Simultaneous creatine and phosphocreatine mapping of skeletal muscle by CEST MRI at 3T
Licheng Ju, Kexin Wang, Michael Schär, Su Xu, Joshua Rogers, Dan Zhu, Qin Qin, Robert G. Weiss, Jiadi Xu
Abstract
Purpose
To confirm that CrCEST in muscle exhibits a slow-exchanging process, and to obtain high-resolution amide, creatine (Cr), and phosphocreatine (PCr) maps of skeletal muscle using a POlynomial and Lorentzian Line-shape Fitting (PLOF) CEST at 3T.
Methods
We used dynamic changes in PCr/CrCEST of mouse hindlimb before and after euthanasia to assign the Cr and PCr CEST peaks in the Z-spectrum at 3T and to obtain the optimum saturation parameters. Segmented 3D EPI was employed to obtain multi-slice amide, PCr, and Cr CEST maps of human skeletal muscle. Subsequently, the PCrCEST maps were calibrated using the PCr concentrations determined by 31P MRS.
Results
A comparison of the Z-spectra in mouse hindlimb before and after euthanasia indicated that CrCEST is a slow-exchanging process in muscle (<150.7 s−1).

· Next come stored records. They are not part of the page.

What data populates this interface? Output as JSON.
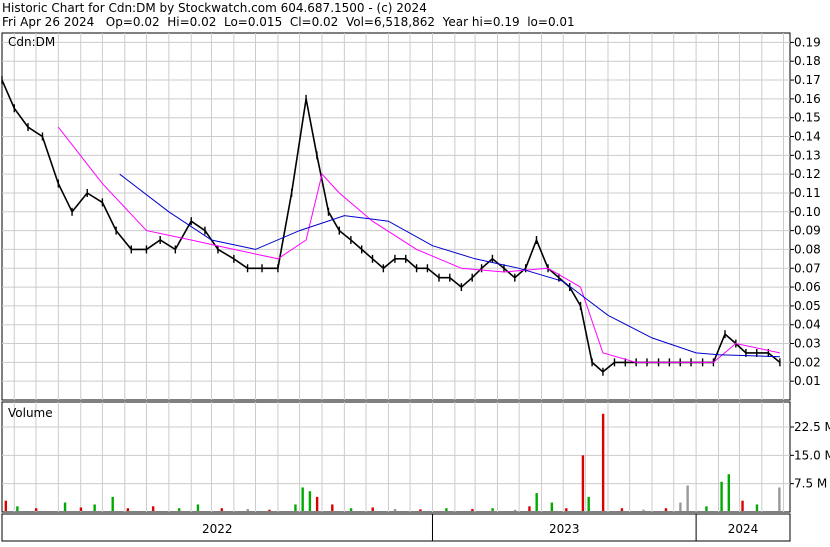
{
  "header": {
    "line1": "Historic Chart for Cdn:DM by Stockwatch.com 604.687.1500 - (c) 2024",
    "line2": "Fri Apr 26 2024   Op=0.02  Hi=0.02  Lo=0.015  Cl=0.02  Vol=6,518,862  Year hi=0.19  lo=0.01"
  },
  "chart_data": [
    {
      "type": "line",
      "panel": "price",
      "title": "Cdn:DM",
      "ylim": [
        0,
        0.195
      ],
      "yticks": [
        "0.19",
        "0.18",
        "0.17",
        "0.16",
        "0.15",
        "0.14",
        "0.13",
        "0.12",
        "0.11",
        "0.10",
        "0.09",
        "0.08",
        "0.07",
        "0.06",
        "0.05",
        "0.04",
        "0.03",
        "0.02",
        "0.01"
      ],
      "ytick_values": [
        0.19,
        0.18,
        0.17,
        0.16,
        0.15,
        0.14,
        0.13,
        0.12,
        0.11,
        0.1,
        0.09,
        0.08,
        0.07,
        0.06,
        0.05,
        0.04,
        0.03,
        0.02,
        0.01
      ],
      "x_labels": [
        "2022",
        "2023",
        "2024"
      ],
      "x_label_dates": [
        "2022-01-01",
        "2023-01-01",
        "2024-01-01"
      ],
      "x_range": [
        "2021-05-15",
        "2024-05-10"
      ],
      "grid": true,
      "colors": {
        "price": "#000000",
        "ma_short": "#ff00ff",
        "ma_long": "#0000cc",
        "grid": "#cccccc"
      },
      "price_series": {
        "x": [
          "2021-05-15",
          "2021-06-01",
          "2021-06-20",
          "2021-07-10",
          "2021-08-01",
          "2021-08-20",
          "2021-09-10",
          "2021-10-01",
          "2021-10-20",
          "2021-11-10",
          "2021-12-01",
          "2021-12-20",
          "2022-01-10",
          "2022-02-01",
          "2022-02-20",
          "2022-03-10",
          "2022-04-01",
          "2022-04-20",
          "2022-05-10",
          "2022-06-01",
          "2022-06-20",
          "2022-07-10",
          "2022-07-25",
          "2022-08-10",
          "2022-08-25",
          "2022-09-10",
          "2022-09-25",
          "2022-10-10",
          "2022-10-25",
          "2022-11-10",
          "2022-11-25",
          "2022-12-10",
          "2022-12-25",
          "2023-01-10",
          "2023-01-25",
          "2023-02-10",
          "2023-02-25",
          "2023-03-10",
          "2023-03-25",
          "2023-04-10",
          "2023-04-25",
          "2023-05-10",
          "2023-05-25",
          "2023-06-10",
          "2023-06-25",
          "2023-07-10",
          "2023-07-25",
          "2023-08-10",
          "2023-08-25",
          "2023-09-10",
          "2023-09-25",
          "2023-10-10",
          "2023-10-25",
          "2023-11-10",
          "2023-11-25",
          "2023-12-10",
          "2023-12-25",
          "2024-01-10",
          "2024-01-25",
          "2024-02-10",
          "2024-02-25",
          "2024-03-10",
          "2024-03-25",
          "2024-04-10",
          "2024-04-26"
        ],
        "y": [
          0.17,
          0.155,
          0.145,
          0.14,
          0.115,
          0.1,
          0.11,
          0.105,
          0.09,
          0.08,
          0.08,
          0.085,
          0.08,
          0.095,
          0.09,
          0.08,
          0.075,
          0.07,
          0.07,
          0.07,
          0.11,
          0.16,
          0.13,
          0.1,
          0.09,
          0.085,
          0.08,
          0.075,
          0.07,
          0.075,
          0.075,
          0.07,
          0.07,
          0.065,
          0.065,
          0.06,
          0.065,
          0.07,
          0.075,
          0.07,
          0.065,
          0.07,
          0.085,
          0.07,
          0.065,
          0.06,
          0.05,
          0.02,
          0.015,
          0.02,
          0.02,
          0.02,
          0.02,
          0.02,
          0.02,
          0.02,
          0.02,
          0.02,
          0.02,
          0.035,
          0.03,
          0.025,
          0.025,
          0.025,
          0.02
        ]
      },
      "ma_short": {
        "x": [
          "2021-08-01",
          "2021-10-01",
          "2021-12-01",
          "2022-02-01",
          "2022-04-01",
          "2022-06-01",
          "2022-07-10",
          "2022-08-01",
          "2022-08-25",
          "2022-10-10",
          "2022-12-10",
          "2023-02-10",
          "2023-04-10",
          "2023-06-10",
          "2023-07-25",
          "2023-08-25",
          "2023-10-10",
          "2023-12-10",
          "2024-01-25",
          "2024-02-25",
          "2024-04-26"
        ],
        "y": [
          0.145,
          0.115,
          0.09,
          0.085,
          0.08,
          0.075,
          0.085,
          0.12,
          0.11,
          0.095,
          0.08,
          0.07,
          0.068,
          0.07,
          0.06,
          0.025,
          0.02,
          0.02,
          0.02,
          0.03,
          0.025
        ]
      },
      "ma_long": {
        "x": [
          "2021-10-25",
          "2022-01-01",
          "2022-03-01",
          "2022-05-01",
          "2022-07-01",
          "2022-09-01",
          "2022-11-01",
          "2023-01-01",
          "2023-03-01",
          "2023-05-01",
          "2023-07-01",
          "2023-09-01",
          "2023-11-01",
          "2024-01-01",
          "2024-02-01",
          "2024-04-26"
        ],
        "y": [
          0.12,
          0.1,
          0.085,
          0.08,
          0.09,
          0.098,
          0.095,
          0.082,
          0.075,
          0.07,
          0.063,
          0.045,
          0.033,
          0.025,
          0.024,
          0.023
        ]
      }
    },
    {
      "type": "bar",
      "panel": "volume",
      "title": "Volume",
      "ylim": [
        0,
        27
      ],
      "yticks": [
        "22.5 M",
        "15.0 M",
        "7.5 M"
      ],
      "ytick_values": [
        22.5,
        15.0,
        7.5
      ],
      "units": "million shares",
      "colors": {
        "up": "#00aa00",
        "down": "#dd0000",
        "flat": "#999999"
      },
      "bars": [
        {
          "date": "2021-05-20",
          "value": 3.0,
          "dir": "down"
        },
        {
          "date": "2021-06-05",
          "value": 1.5,
          "dir": "up"
        },
        {
          "date": "2021-07-01",
          "value": 1.0,
          "dir": "down"
        },
        {
          "date": "2021-08-10",
          "value": 2.5,
          "dir": "up"
        },
        {
          "date": "2021-09-01",
          "value": 1.2,
          "dir": "down"
        },
        {
          "date": "2021-09-20",
          "value": 2.0,
          "dir": "up"
        },
        {
          "date": "2021-10-15",
          "value": 4.0,
          "dir": "up"
        },
        {
          "date": "2021-11-05",
          "value": 1.0,
          "dir": "down"
        },
        {
          "date": "2021-12-10",
          "value": 1.5,
          "dir": "down"
        },
        {
          "date": "2022-01-15",
          "value": 1.0,
          "dir": "up"
        },
        {
          "date": "2022-02-10",
          "value": 2.0,
          "dir": "up"
        },
        {
          "date": "2022-03-15",
          "value": 1.0,
          "dir": "down"
        },
        {
          "date": "2022-04-20",
          "value": 0.8,
          "dir": "flat"
        },
        {
          "date": "2022-05-20",
          "value": 0.6,
          "dir": "down"
        },
        {
          "date": "2022-06-25",
          "value": 2.0,
          "dir": "up"
        },
        {
          "date": "2022-07-05",
          "value": 6.5,
          "dir": "up"
        },
        {
          "date": "2022-07-15",
          "value": 5.5,
          "dir": "up"
        },
        {
          "date": "2022-07-25",
          "value": 4.0,
          "dir": "down"
        },
        {
          "date": "2022-08-15",
          "value": 2.0,
          "dir": "down"
        },
        {
          "date": "2022-09-10",
          "value": 1.0,
          "dir": "up"
        },
        {
          "date": "2022-10-10",
          "value": 1.2,
          "dir": "down"
        },
        {
          "date": "2022-11-10",
          "value": 0.8,
          "dir": "flat"
        },
        {
          "date": "2022-12-15",
          "value": 0.7,
          "dir": "down"
        },
        {
          "date": "2023-01-20",
          "value": 1.0,
          "dir": "up"
        },
        {
          "date": "2023-02-25",
          "value": 0.8,
          "dir": "down"
        },
        {
          "date": "2023-03-25",
          "value": 1.0,
          "dir": "up"
        },
        {
          "date": "2023-04-25",
          "value": 0.6,
          "dir": "flat"
        },
        {
          "date": "2023-05-15",
          "value": 1.5,
          "dir": "down"
        },
        {
          "date": "2023-05-25",
          "value": 5.0,
          "dir": "up"
        },
        {
          "date": "2023-06-15",
          "value": 2.5,
          "dir": "up"
        },
        {
          "date": "2023-07-05",
          "value": 1.0,
          "dir": "down"
        },
        {
          "date": "2023-07-28",
          "value": 15.0,
          "dir": "down"
        },
        {
          "date": "2023-08-05",
          "value": 4.0,
          "dir": "up"
        },
        {
          "date": "2023-08-25",
          "value": 26.0,
          "dir": "down"
        },
        {
          "date": "2023-09-20",
          "value": 1.0,
          "dir": "down"
        },
        {
          "date": "2023-10-20",
          "value": 0.6,
          "dir": "flat"
        },
        {
          "date": "2023-11-20",
          "value": 1.0,
          "dir": "down"
        },
        {
          "date": "2023-12-10",
          "value": 2.5,
          "dir": "flat"
        },
        {
          "date": "2023-12-20",
          "value": 7.0,
          "dir": "flat"
        },
        {
          "date": "2024-01-15",
          "value": 1.5,
          "dir": "up"
        },
        {
          "date": "2024-02-05",
          "value": 8.0,
          "dir": "up"
        },
        {
          "date": "2024-02-15",
          "value": 10.0,
          "dir": "up"
        },
        {
          "date": "2024-03-05",
          "value": 3.0,
          "dir": "down"
        },
        {
          "date": "2024-03-25",
          "value": 2.0,
          "dir": "up"
        },
        {
          "date": "2024-04-25",
          "value": 6.5,
          "dir": "flat"
        }
      ]
    }
  ]
}
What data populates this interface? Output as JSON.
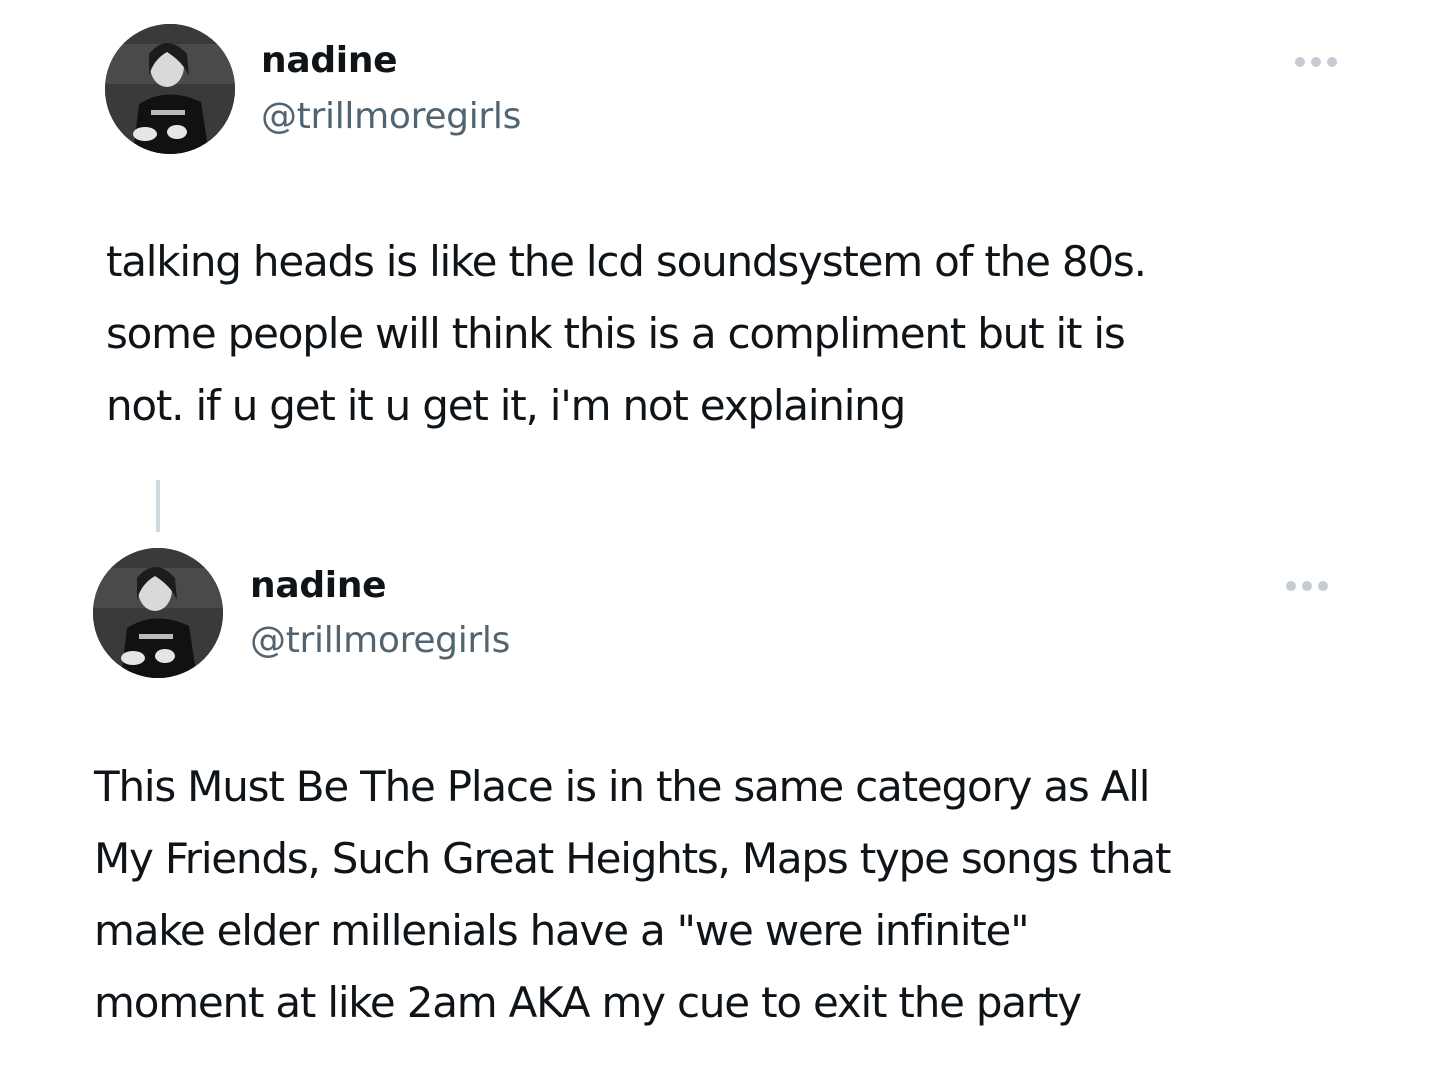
{
  "tweets": [
    {
      "display_name": "nadine",
      "handle": "@trillmoregirls",
      "avatar_icon": "profile-photo",
      "more_icon": "ellipsis-icon",
      "text_lines": [
        "talking heads is like the lcd soundsystem of the 80s.",
        "some people will think this is a compliment but it is",
        "not. if u get it u get it, i'm not explaining"
      ]
    },
    {
      "display_name": "nadine",
      "handle": "@trillmoregirls",
      "avatar_icon": "profile-photo",
      "more_icon": "ellipsis-icon",
      "text_lines": [
        "This Must Be The Place is in the same category as All",
        "My Friends, Such Great Heights, Maps type songs that",
        "make elder millenials have a \"we were infinite\"",
        "moment at like 2am AKA my cue to exit the party"
      ]
    }
  ],
  "colors": {
    "text_primary": "#0f1419",
    "text_secondary": "#536471",
    "thread_line": "#cfd9de",
    "more_dots": "#c4cdd4"
  }
}
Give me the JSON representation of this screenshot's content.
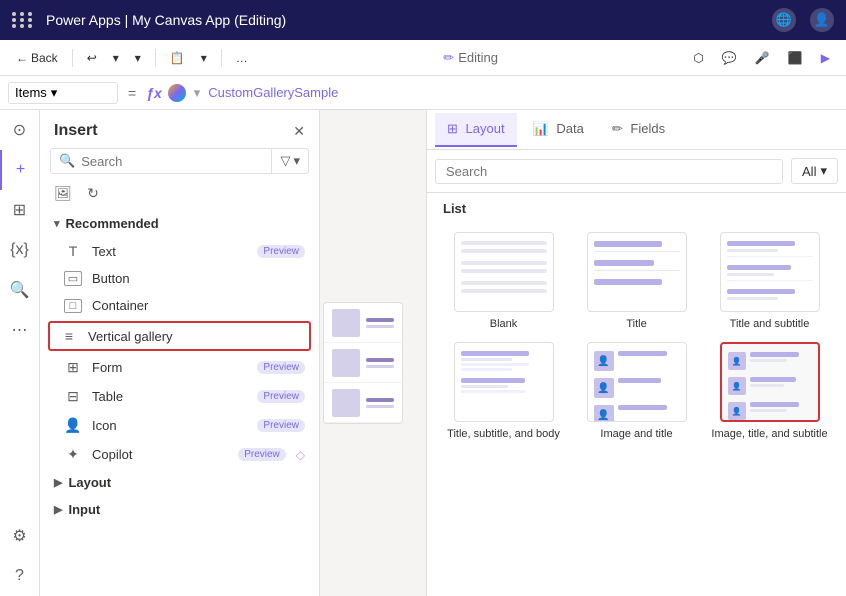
{
  "app": {
    "top_bar": {
      "title": "Power Apps | My Canvas App (Editing)",
      "app_name": "Power Apps",
      "separator": "|",
      "doc_name": "My Canvas App (Editing)"
    },
    "toolbar": {
      "back_label": "Back",
      "undo_label": "↩",
      "redo_label": "↪",
      "paste_label": "📋",
      "more_label": "…",
      "editing_label": "Editing",
      "toolbar_icons": [
        "share-icon",
        "chat-icon",
        "mic-icon",
        "export-icon",
        "play-icon"
      ]
    },
    "formula_bar": {
      "dropdown_label": "Items",
      "eq": "=",
      "fx": "ƒx",
      "value": "CustomGallerySample"
    },
    "insert_panel": {
      "title": "Insert",
      "search_placeholder": "Search",
      "recommended_label": "Recommended",
      "items": [
        {
          "icon": "T",
          "label": "Text",
          "badge": "Preview"
        },
        {
          "icon": "▭",
          "label": "Button",
          "badge": null
        },
        {
          "icon": "□",
          "label": "Container",
          "badge": null
        },
        {
          "icon": "≡",
          "label": "Vertical gallery",
          "badge": null,
          "highlighted": true
        },
        {
          "icon": "⊞",
          "label": "Form",
          "badge": "Preview"
        },
        {
          "icon": "⊟",
          "label": "Table",
          "badge": "Preview"
        },
        {
          "icon": "👤",
          "label": "Icon",
          "badge": "Preview"
        },
        {
          "icon": "✦",
          "label": "Copilot",
          "badge": "Preview",
          "has_diamond": true
        }
      ],
      "layout_section": {
        "label": "Layout",
        "expanded": false
      },
      "input_section": {
        "label": "Input",
        "expanded": false
      }
    },
    "properties_panel": {
      "tabs": [
        {
          "label": "Layout",
          "icon": "⊞",
          "active": true
        },
        {
          "label": "Data",
          "icon": "📊",
          "active": false
        },
        {
          "label": "Fields",
          "icon": "✏",
          "active": false
        }
      ],
      "search_placeholder": "Search",
      "filter_all_label": "All",
      "list_label": "List",
      "layout_items": [
        {
          "id": "blank",
          "label": "Blank"
        },
        {
          "id": "title",
          "label": "Title"
        },
        {
          "id": "title-subtitle",
          "label": "Title and subtitle"
        },
        {
          "id": "title-subtitle-body",
          "label": "Title, subtitle, and body"
        },
        {
          "id": "image-title",
          "label": "Image and title"
        },
        {
          "id": "image-title-subtitle",
          "label": "Image, title, and subtitle",
          "selected": true
        }
      ]
    }
  }
}
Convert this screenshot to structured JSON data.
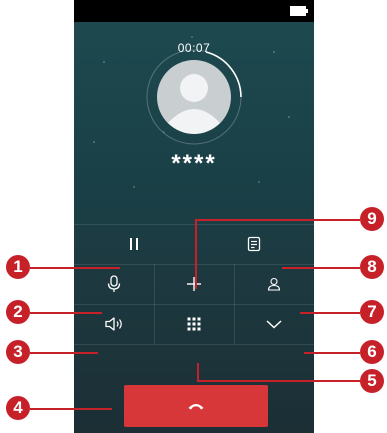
{
  "call": {
    "timer": "00:07",
    "caller": "****"
  },
  "controls": {
    "hold_icon": "pause-icon",
    "notes_icon": "notes-icon",
    "mute_icon": "microphone-icon",
    "add_call_icon": "plus-icon",
    "contacts_icon": "person-icon",
    "speaker_icon": "speaker-icon",
    "dialpad_icon": "dialpad-icon",
    "hide_icon": "chevron-down-icon",
    "end_call_icon": "phone-hangup-icon"
  },
  "callouts": [
    "1",
    "2",
    "3",
    "4",
    "5",
    "6",
    "7",
    "8",
    "9"
  ],
  "colors": {
    "end_call": "#d8373a",
    "callout": "#c62128",
    "screen_top": "#1d4a50",
    "screen_bottom": "#1b2f35"
  }
}
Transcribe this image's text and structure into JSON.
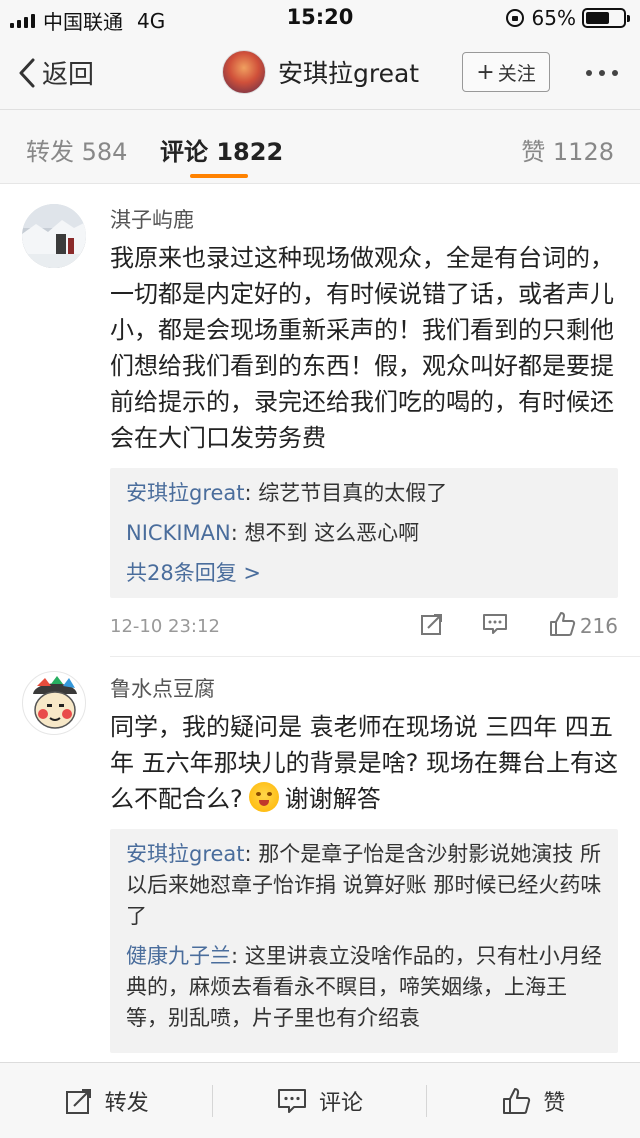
{
  "status_bar": {
    "carrier": "中国联通",
    "network": "4G",
    "time": "15:20",
    "battery": "65%",
    "battery_level": 0.65
  },
  "nav": {
    "back_label": "返回",
    "title": "安琪拉great",
    "follow_label": "关注"
  },
  "tabs": {
    "repost": "转发 584",
    "comments": "评论 1822",
    "likes": "赞 1128",
    "accent_color": "#ff8200"
  },
  "comments": [
    {
      "username": "淇子屿鹿",
      "text": "我原来也录过这种现场做观众，全是有台词的，一切都是内定好的，有时候说错了话，或者声儿小，都是会现场重新采声的！我们看到的只剩他们想给我们看到的东西！假，观众叫好都是要提前给提示的，录完还给我们吃的喝的，有时候还会在大门口发劳务费",
      "replies": [
        {
          "name": "安琪拉great",
          "text": ": 综艺节目真的太假了"
        },
        {
          "name": "NICKIMAN",
          "text": ": 想不到 这么恶心啊"
        }
      ],
      "more_replies": "共28条回复 >",
      "time": "12-10 23:12",
      "likes": "216"
    },
    {
      "username": "鲁水点豆腐",
      "text_before_emoji": "同学，我的疑问是 袁老师在现场说 三四年 四五年 五六年那块儿的背景是啥? 现场在舞台上有这么不配合么?",
      "text_after_emoji": "谢谢解答",
      "replies": [
        {
          "name": "安琪拉great",
          "text": ": 那个是章子怡是含沙射影说她演技 所以后来她怼章子怡诈捐  说算好账 那时候已经火药味了"
        },
        {
          "name": "健康九子兰",
          "text": ": 这里讲袁立没啥作品的，只有杜小月经典的，麻烦去看看永不瞑目，啼笑姻缘，上海王等，别乱喷，片子里也有介绍袁"
        }
      ]
    }
  ],
  "bottom_bar": {
    "repost": "转发",
    "comment": "评论",
    "like": "赞"
  },
  "colors": {
    "link_blue": "#4a6d9c",
    "reply_bg": "#f2f2f2"
  }
}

This allowed us to simultaneously extract PCr/CrCEST signals at 3T using the PLOF method. We determined optimal B1 values ranging from 0.3 to 0.6 μT for CrCEST in muscle and 0.3–1.2 μT for PCrCEST. For the study on human calf muscle, we determined an optimum saturation time of 2 s for both PCr/CrCEST (B1 = 0.6 μT). The PCr/CrCEST using 3D EPI were found to be comparable to those obtained using turbo spin echo (TSE). (3D EPI/TSE PCr: (2.6 ± 0.3) %/(2.3 ± 0.1) %; Cr: (1.3 ± 0.1) %/(1.4 ± 0.07) %).
Conclusions
Our study showed that in vivo CrCEST is a slow-exchanging process. Hence, amide, Cr, and PCr CEST in the skeletal muscle can be mapped simultaneously at 3T by PLOF CEST.